Many in France remain baffled as to why Macron called an election just weeks before the country hosts the Olympics, risking the possibility of the far-right National Rally (RN) leading the government and 28-year-old Jordan Bardella becoming prime minister.
Bardella told CNews and Europe 1 radio he needed "an absolute majority," adding that he did not want to be the "president's assistant".
Bardella informed voters that they had a "historic opportunity to change the course of history," with surveys suggesting the far-right could be victorious.
According to an IFOP survey for the LCI TV station, the RN would receive 33% of the vote, the New Popular Front left-wing alliance 28%, and Macron's ruling centrists only 18%.
However, such an outcome would make it improbable that the RN will gain the 289 seats required for an absolute majority in the 577-seat National Assembly.
Prime Minister Gabriel Attal urged people to support his party's candidates in the first round as the only "credible" alternative to keeping the far right and hard left out of power, citing that both would take France "straight to bankruptcy."
Former minister Francois Bayrou, a close friend of the president, told Sud Radio that the country faced two "menacing blocs" on each side of the political spectrum, citing that he will do all he can to combat what he referred to as "the plague and cholera."

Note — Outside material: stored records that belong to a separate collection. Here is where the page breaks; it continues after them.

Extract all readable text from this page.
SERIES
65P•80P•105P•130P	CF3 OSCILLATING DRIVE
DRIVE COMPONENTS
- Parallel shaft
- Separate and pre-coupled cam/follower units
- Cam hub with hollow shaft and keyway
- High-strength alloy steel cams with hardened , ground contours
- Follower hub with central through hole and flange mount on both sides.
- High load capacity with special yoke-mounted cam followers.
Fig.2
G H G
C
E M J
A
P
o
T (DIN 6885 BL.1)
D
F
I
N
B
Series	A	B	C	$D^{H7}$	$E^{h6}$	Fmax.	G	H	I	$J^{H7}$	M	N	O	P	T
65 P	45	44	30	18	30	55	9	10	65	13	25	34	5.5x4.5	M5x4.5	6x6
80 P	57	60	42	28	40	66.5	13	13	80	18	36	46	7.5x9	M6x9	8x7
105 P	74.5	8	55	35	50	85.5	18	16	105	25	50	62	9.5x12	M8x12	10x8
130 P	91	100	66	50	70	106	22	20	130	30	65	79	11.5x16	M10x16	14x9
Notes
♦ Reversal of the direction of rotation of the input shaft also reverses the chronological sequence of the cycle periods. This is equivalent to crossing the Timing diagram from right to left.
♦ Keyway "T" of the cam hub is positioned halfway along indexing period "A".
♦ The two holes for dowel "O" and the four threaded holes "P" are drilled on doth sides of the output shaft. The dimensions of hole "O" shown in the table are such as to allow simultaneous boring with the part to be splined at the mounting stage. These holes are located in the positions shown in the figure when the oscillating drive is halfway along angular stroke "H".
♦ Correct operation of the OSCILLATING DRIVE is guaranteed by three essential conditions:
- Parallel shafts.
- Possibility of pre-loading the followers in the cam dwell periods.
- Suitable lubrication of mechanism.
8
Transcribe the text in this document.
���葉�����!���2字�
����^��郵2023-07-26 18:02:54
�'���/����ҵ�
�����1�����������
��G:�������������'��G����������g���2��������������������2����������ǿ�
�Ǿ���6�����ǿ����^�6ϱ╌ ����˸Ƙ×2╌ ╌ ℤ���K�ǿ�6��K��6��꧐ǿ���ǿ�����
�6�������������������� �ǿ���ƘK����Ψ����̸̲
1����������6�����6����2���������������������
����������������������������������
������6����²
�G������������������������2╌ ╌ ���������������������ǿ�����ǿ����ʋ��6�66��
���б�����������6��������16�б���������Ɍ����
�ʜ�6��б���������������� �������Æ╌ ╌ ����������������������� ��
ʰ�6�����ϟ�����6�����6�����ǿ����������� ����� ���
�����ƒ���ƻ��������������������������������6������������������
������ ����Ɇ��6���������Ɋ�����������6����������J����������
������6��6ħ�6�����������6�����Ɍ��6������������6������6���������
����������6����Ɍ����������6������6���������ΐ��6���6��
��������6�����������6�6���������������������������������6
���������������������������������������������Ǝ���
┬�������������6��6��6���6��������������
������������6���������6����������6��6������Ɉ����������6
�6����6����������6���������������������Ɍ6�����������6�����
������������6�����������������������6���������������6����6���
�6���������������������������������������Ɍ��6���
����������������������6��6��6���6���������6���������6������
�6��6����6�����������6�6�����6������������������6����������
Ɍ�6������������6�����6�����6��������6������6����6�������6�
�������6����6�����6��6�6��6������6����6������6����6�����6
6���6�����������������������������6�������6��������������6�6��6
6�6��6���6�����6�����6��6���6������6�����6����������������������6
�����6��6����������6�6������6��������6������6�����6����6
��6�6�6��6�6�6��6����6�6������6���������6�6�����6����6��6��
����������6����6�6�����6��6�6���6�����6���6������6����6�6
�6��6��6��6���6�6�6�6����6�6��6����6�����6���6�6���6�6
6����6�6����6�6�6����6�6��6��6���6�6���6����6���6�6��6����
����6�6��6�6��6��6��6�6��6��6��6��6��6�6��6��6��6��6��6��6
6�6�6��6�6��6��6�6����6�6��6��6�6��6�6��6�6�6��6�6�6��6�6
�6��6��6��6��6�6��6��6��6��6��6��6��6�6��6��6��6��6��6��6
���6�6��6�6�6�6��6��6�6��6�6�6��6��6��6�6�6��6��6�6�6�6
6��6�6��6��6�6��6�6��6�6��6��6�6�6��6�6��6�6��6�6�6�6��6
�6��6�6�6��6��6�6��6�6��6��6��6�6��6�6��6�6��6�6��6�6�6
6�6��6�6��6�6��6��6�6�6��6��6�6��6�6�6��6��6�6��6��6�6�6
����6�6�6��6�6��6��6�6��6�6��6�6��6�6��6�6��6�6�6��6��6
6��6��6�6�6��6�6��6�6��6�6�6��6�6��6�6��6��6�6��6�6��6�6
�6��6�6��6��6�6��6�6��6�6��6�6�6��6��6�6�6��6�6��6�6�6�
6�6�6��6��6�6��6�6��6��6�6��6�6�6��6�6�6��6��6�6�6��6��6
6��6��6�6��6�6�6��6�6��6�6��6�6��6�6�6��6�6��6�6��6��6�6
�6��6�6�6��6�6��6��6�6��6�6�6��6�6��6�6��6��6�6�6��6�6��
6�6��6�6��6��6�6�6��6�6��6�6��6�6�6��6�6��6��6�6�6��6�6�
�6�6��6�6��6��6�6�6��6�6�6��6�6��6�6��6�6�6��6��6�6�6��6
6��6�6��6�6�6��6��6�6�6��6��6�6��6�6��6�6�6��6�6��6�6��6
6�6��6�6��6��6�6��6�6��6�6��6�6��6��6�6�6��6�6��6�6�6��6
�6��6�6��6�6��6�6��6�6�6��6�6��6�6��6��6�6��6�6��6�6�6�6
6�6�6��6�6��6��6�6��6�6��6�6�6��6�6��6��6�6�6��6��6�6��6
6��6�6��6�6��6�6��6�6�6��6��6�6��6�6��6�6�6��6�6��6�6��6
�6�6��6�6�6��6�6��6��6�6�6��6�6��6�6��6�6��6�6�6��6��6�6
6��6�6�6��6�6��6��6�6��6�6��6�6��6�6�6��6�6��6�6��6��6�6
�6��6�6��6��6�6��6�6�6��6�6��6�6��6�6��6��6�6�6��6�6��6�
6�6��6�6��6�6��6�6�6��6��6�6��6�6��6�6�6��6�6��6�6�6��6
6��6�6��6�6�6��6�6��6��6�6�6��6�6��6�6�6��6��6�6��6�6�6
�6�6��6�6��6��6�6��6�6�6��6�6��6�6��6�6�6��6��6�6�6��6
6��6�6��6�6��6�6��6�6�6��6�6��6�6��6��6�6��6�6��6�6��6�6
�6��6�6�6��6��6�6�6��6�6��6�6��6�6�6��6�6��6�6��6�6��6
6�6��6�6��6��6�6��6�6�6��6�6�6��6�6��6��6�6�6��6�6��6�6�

A video of a voter addressing Attal during a campaign event on Monday with "you're okay, but you need to tell the president to keep his mouth shut" has gone viral.
Attal acknowledged that some French people were "angry" or "unhappy with the dissolution" of parliament but emphasized that Macron had been "elected until 2027."
Earlier on Sunday, former French President Nicolas Sarkozy told Le Journal du Dimanche that Macron's decision to call snap elections could plunge France into "chaos, from which it will have the greatest difficulty emerging."
"Giving the floor to the French people' to justify the dissolution is a curious argument since this is precisely what more than 25 million French people have just done at the polls," Sarkozy said, referring to Macron's decision.
"The risk is great [that] they confirm their anger rather than reverse it," he added.